The PLRB has argued that Dauphin County, supra, is inapposite because it arose on an appeal from an arbitration award under Pa. R.J.A. No. 2101,6 while in the instant case no appeal from the arbitra*65tor’s award was taken. However, in Pennsylvania Labor Relations Board v. Commonwealth of Pennsylvania, 23 Pa. Commonwealth Ct. 49, 350 A.2d 199 (1976), we held that a party who brings an nnfair labor practice charge to enforce an arbitrator’s award has the burden of showing not only that the award was not complied with but also that the award was binding.

The unfair labor practice procedure is therefore an alternate method for testing the validity of an award. An award which is invalid cannot, of course, be the foundation of an unfair labor practice charge. By implicitly concluding that the award was valid in the case at bar, the PLRB erred as a matter of law. Therefore, the lower court properly reversed.7

Order affirmed.

Order

Now, this 4th day of January, 1977, the order of the Court of Common Pleas of Payette County entered in the above captioned cases is affirmed.

Act of July 23, 1970, P.L. 563, as amended, 43 P.S. §1101.101 et seq.

Act of March 10, 1949, P.L. 30, as amended, 24 P.S. §1-101 et seq.

43 P.S. §1101.301(18).

Neither man, at this time, had authorized the District to withhold dues automatically from his paychecks.

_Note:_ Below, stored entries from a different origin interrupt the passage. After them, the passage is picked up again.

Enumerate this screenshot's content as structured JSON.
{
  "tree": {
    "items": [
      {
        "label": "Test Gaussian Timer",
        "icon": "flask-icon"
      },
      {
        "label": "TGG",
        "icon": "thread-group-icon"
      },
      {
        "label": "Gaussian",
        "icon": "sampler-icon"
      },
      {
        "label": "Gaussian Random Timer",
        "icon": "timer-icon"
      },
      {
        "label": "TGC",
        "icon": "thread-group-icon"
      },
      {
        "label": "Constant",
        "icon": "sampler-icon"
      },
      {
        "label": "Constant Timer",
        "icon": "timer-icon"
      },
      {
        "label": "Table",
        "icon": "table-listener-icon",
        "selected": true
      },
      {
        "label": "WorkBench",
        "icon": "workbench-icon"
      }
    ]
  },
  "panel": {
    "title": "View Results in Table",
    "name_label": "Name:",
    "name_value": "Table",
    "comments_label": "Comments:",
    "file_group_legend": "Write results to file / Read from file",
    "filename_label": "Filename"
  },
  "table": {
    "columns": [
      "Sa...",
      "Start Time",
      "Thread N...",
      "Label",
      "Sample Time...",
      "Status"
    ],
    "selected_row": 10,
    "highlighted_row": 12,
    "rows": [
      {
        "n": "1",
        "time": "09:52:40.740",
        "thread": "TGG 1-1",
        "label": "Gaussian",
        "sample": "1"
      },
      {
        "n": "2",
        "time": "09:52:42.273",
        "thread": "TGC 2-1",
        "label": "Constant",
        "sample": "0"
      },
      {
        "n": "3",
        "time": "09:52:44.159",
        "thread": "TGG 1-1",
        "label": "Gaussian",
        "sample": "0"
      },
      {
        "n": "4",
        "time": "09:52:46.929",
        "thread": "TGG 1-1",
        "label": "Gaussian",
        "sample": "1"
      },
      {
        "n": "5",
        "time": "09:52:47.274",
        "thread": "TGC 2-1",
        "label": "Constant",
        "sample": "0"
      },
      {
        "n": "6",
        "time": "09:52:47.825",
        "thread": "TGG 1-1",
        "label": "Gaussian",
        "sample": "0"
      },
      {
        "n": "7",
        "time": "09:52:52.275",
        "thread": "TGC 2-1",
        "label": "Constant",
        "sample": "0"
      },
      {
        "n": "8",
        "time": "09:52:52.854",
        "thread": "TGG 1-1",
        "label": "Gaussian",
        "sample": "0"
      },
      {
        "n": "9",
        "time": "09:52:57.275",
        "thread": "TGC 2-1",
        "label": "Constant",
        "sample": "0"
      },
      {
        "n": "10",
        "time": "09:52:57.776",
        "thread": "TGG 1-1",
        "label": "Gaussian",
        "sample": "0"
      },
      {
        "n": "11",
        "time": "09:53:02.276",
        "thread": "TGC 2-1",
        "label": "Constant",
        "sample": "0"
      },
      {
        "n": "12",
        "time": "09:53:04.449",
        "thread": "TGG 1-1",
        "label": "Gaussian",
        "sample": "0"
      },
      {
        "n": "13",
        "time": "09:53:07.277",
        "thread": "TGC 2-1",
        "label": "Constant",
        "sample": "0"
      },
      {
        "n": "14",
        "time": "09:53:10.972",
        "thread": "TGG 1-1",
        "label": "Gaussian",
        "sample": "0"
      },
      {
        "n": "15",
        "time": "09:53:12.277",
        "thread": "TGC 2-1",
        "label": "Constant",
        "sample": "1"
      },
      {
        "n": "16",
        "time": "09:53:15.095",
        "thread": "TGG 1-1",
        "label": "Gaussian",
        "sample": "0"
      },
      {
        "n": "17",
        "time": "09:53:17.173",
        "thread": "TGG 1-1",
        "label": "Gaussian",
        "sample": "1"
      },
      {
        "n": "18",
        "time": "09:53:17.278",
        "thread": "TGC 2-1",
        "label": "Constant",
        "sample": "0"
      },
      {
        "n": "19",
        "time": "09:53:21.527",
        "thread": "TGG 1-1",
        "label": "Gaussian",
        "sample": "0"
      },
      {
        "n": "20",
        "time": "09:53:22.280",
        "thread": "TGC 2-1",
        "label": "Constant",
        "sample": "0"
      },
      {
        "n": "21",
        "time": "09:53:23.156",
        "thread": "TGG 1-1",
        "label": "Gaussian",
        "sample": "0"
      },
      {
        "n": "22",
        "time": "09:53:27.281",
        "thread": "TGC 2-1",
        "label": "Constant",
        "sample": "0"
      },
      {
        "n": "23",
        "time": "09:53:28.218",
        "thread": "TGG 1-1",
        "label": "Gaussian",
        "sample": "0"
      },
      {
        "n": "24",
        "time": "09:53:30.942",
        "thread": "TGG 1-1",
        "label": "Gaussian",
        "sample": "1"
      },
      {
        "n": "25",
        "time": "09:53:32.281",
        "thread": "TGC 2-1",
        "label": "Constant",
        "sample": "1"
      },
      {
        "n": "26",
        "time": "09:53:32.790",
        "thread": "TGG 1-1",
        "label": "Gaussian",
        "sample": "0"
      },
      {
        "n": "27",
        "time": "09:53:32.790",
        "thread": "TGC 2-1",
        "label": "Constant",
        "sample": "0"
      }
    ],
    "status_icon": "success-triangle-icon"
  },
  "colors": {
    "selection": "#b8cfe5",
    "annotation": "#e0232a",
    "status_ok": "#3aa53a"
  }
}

Zack and Langley appealed the Board's determination to the Secretary of Education who dismissed the appeals on the ground that he was without jurisdiction to hear the case. The appeal of Zack and Langley from the Secretary’s dismissal is the subject of a companion ease, Langley v. Uniontown Area School District, 28 Pa. Commonwealth Ct. 69, 367 A.2d 736 (1977).

Now superseded by Pa. R.A.P. 703 and 1512.

Neither the lower court nor the PLRB had the benefit of our decision in Dauphin County, supra.